Here we have shown non-linear patterns in functional and size diversity of a deep-sea demersal fish assemblage. Functional richness and size diversity are lowest at the shallowest (< 500 m) and deepest (∼2,000 m) parts of the continental slope studied; functional divergence is the opposite, with the lowest values seen at 1,000–1,500 m. Species richness increases linearly along the depth gradient, at least up to 1,500 m. Changes in functional diversity appear to be driven by traits such as caudal fin aspect ratio and relative surface area of mouth protrusion, which can in turn be linked to the dominance of different feeding guilds along the slope. Functional richness and size diversity show similar depth-dependent patterns, despite accounting for different morphological traits. Future work could incorporate individual-level traits, rather than the species-level traits used here, and could investigate the different drivers of community assembly along the continental slope.

Supplemental Information

Concatenation of hauls into stations.

Description of the reduced dataset, whereby hauls were concatenated into stations if they were repeated across years in the same ICES statistical rectangle and at depths within 100 m of each other.

DOI: 10.7717/peerj.2387/supp-1

Species for which morphological data were available, the lengths measured, and their conversion factors.

The tails of many deep-sea species are easily broken off when caught by a trawl (ICES 2012). Without its tail, an individual’s total length (tip of snout to end of tail) cannot be measured, so for 39% of the study species, standard length (tip of snout to start of tail), pre-anal fin length (tip of snout to first ray of anal fin), or pre-supra caudal fin length (tip of snout to start of supra caudal fin) is measured, depending on what species it is (ICES 2012). The measured lengths can then be multiplied by a conversion factor in order to predict the total length. Conversion factors were calculated from a subset of individuals caught on the survey for which total length was available. TL = total length; SL = standard length; PAFL = pre-anal fin length; PSCFL = pre-supra caudal fin length.

DOI: 10.7717/peerj.2387/supp-2

The Pearson’s product-moment correlation coefficient between each measure of diversity, mean trait values, and standard deviation of trait values.

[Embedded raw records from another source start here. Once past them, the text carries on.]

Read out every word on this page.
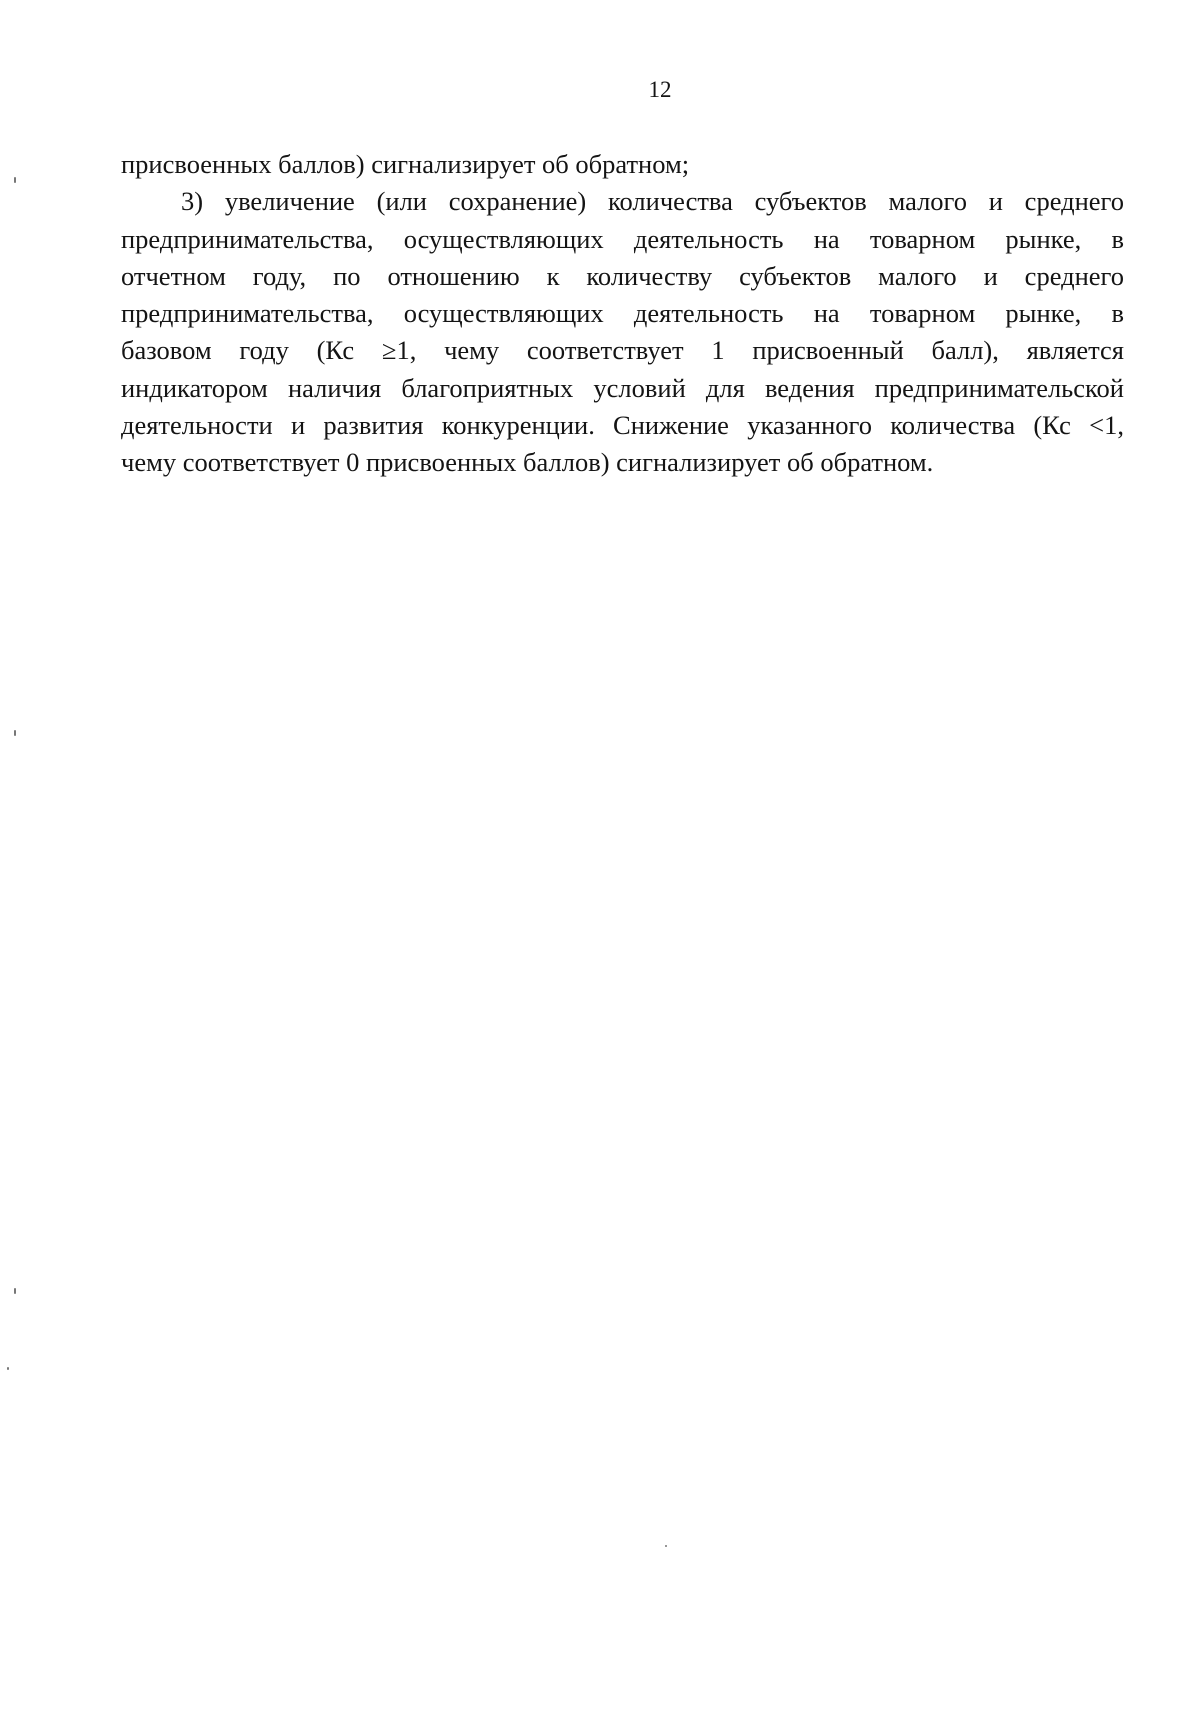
12
присвоенных баллов) сигнализирует об обратном;
3) увеличение (или сохранение) количества субъектов малого и среднего
предпринимательства, осуществляющих деятельность на товарном рынке, в
отчетном году, по отношению к количеству субъектов малого и среднего
предпринимательства, осуществляющих деятельность на товарном рынке, в
базовом году (Кс ≥1, чему соответствует 1 присвоенный балл), является
индикатором наличия благоприятных условий для ведения предпринимательской
деятельности и развития конкуренции. Снижение указанного количества (Кс <1,
чему соответствует 0 присвоенных баллов) сигнализирует об обратном.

Trait definitions and units are those defined throughout the main manuscript.

DOI: 10.7717/peerj.2387/supp-3

The relationships between each of the continuous trait variables included in the calculation of functional diversity.

Angle of mouth in relation to lateral line (°); relative surface area of mouth protrusion (cm2/cm); caudal fin aspect ratio (cm2/cm2/cm); relative eye size (cm/cm); relative head size (cm/cm); relative gape size (mm2/cm); Lmax (cm). Please refer to Fig. 2 and Table 2 for definitions and calculations of traits. The statistical correlations between variables were all less than 0.7, and 15/21 correlations were less than 0.5.